Non Fiction: If You Win This Hand by Geralyn Adams

Non-Fiction

 

“If you win this hand, I’ll roll a peanut to China with my nose,” he winked and his whiskers grew into a smile. I chuckled, knowing he would neither win the hand nor roll a peanut to China with his nose, despite its girth.

He usually smelled bad, and always had crud under his fingernails. When he went swimming we’d lovingly call it his yearly bath.

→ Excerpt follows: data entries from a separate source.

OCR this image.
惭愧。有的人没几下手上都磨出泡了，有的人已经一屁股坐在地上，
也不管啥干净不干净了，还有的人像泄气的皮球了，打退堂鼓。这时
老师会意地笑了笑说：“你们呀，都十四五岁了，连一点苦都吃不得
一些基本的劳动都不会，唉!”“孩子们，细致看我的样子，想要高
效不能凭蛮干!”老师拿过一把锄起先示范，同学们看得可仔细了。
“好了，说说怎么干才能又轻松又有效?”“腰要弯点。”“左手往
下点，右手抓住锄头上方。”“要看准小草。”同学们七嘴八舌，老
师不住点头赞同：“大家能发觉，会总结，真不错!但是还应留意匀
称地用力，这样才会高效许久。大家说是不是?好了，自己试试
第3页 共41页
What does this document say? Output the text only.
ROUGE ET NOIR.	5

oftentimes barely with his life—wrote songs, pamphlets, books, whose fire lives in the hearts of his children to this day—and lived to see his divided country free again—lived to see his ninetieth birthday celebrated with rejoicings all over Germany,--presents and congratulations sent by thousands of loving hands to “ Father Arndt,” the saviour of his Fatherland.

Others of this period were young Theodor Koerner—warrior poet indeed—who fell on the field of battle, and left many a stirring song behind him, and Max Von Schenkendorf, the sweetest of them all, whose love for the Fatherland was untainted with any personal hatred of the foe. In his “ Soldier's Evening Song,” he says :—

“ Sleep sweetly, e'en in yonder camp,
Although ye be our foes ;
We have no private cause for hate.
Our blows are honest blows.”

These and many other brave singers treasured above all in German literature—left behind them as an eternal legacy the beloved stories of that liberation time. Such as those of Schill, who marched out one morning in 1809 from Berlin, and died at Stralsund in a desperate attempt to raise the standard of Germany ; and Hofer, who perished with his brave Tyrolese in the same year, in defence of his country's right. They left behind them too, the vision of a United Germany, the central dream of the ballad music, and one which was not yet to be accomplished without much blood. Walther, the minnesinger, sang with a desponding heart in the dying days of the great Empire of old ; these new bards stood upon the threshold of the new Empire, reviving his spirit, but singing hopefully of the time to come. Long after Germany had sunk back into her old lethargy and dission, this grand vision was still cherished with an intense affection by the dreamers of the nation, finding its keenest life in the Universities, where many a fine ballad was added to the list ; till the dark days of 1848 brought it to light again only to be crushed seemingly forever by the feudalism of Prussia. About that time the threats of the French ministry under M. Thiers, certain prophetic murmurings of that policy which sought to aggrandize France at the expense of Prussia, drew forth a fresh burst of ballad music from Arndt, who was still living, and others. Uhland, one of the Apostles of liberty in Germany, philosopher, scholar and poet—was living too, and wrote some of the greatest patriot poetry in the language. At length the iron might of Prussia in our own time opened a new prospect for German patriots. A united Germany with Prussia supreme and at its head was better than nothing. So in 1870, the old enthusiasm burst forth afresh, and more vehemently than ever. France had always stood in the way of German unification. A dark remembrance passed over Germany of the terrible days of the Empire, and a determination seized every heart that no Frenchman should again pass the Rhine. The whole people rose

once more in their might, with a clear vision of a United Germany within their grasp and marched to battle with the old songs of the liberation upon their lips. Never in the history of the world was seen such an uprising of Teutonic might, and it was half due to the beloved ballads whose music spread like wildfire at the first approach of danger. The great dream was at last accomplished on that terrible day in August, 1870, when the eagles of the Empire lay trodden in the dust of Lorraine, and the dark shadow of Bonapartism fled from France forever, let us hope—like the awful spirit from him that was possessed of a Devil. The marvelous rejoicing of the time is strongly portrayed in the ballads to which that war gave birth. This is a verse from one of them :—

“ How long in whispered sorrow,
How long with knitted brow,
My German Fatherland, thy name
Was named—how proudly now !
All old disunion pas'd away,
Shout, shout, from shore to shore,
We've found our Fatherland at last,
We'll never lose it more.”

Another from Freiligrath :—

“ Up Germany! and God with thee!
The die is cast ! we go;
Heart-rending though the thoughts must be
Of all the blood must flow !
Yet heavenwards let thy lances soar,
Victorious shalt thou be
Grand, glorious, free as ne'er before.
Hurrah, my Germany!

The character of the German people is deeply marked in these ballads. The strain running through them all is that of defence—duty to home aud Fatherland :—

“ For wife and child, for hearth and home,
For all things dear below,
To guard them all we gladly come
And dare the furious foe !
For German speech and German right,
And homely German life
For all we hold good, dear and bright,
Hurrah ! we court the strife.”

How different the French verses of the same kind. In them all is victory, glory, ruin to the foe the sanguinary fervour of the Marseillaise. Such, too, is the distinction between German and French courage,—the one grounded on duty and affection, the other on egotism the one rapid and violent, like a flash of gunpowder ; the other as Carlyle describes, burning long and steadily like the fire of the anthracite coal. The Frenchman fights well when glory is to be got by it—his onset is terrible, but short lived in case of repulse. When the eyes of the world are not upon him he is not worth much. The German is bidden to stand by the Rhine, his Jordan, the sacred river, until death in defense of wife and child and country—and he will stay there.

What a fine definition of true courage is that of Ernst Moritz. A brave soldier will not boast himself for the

At times he was grumpy because someone was making him take a shower or clean under his nails, but the promise of ice cream always livened him. He had type two diabetes and when someone complained the ice cream would affect his blood sugar, he said to let him die happy, with his ice cream. In his eighties he lived more than anyone I had known.

“Want to hear my Italian impression?”

“Sure, Grandpa.”

“Put the macarroni in the icea boxa,” he laughed at his own joke. His grin was hidden beneath his beard, but I always knew he was smiling when his eyes lit up.

Grandpa, Grandpa!,” the grandchildren shouted enthusiastically.

One day during a particularly long camping trip in Tennessee he said, “Call me Grandma, I’m tired of being called Grandpa.” My little brothers took to calling him grandma, they thought it was hilarious.

The earlier memories are fuzzy; some are just stories I have heard along with vague figments of recollection. I do remember scaling fish with him—the smell, and the feel of scales under my fingernails. I remember walking on wooden planks he put in place, they led to the Mattawoman. As I played in the creek I scared fish from his nets. I remember how my brother Gabriel was scared of Grandpa at first because he had never seen anyone with a beard—he would cry louder if Grandpa tried to talk to him or dare to pick him up. Gabriel got over his fear of the beard and became Grandpa’s buddy—he learned from John Wayne and Clint Eastwood, he dressed like a cowboy and if you pretended to shoot him he died valiantly. He twirled around and cried out in agony, “Ah, you got me!” and fell, lying with his tongue hanging out.

When Grandpa was seventy he was having a heart attack. I remember climbing the narrow staircase to see him. He was holed up in his room with a gun, threatening to shoot—no one was making him go to the hospital, over his dead body. He gave in and got a pacemaker. My parents warned me against going up those rickety stairs, but I didn’t listen, I just wanted to be with Grandpa. Lo and behold, one day I tumbled down those stairs and had to get stitches in my head. All I remember was afterward, when the stitches were being taken out, kicking my dad while he held me in place so the doctor could snip out the strings. I wonder if I still have the scar.

I still have a scar on my forehead where Grandpa scratched me when I was an infant. I don’t know if it was an accident, other family members joked that he was marking me “Me number one pattawon.”

If I told you some of the stories of my grandfather, you would not believe me. I have seen photos, I am a believer. He evaded water police on the Potomac in his riverboat. He punched a cop, cursed out a judge, and landed himself in prison. He escaped a few times.

“Wie geht’s, Grandpa?”

“I’m not going anywhere!”

I never knew if he was joking or not during this exchange, but I like to think he was being a smart alec.

“Wie viele Männer hast du? Halt, ich schieße! ”

He taught me German phrases from the War when we sat in the car waiting on my mother during her road runnings. He began to tell me stories.

A common story I heard was how he found Jesus. He was in a fox hole, it was night.  A man told him about how his father had cattle on a thousand hills and a mansion on a hilltop. He thought the guy was loaded; he said he better watch out for him, stick with this guy. The man must have went on to explain about his rich heavenly father, the streets of gold and gates of pearl. That sounded like a pretty good deal to Grandpa. The story always stopped there. Christianity sounded like a get rich quick scheme.

“Ich liebe dich, liebst du mich? ” he slurred his German like an alcoholic. I smiled.

“You’re the prettiest girl on this side of the Mason-Dixon, Sherylanne, ” He could never say my name right, and it never bothered me, “Hell, we could put you in a potato sack and you’d still be just as beautiful. ”

“Gin rummy, ” I smiled, “I’m out. Where’s that peanut?”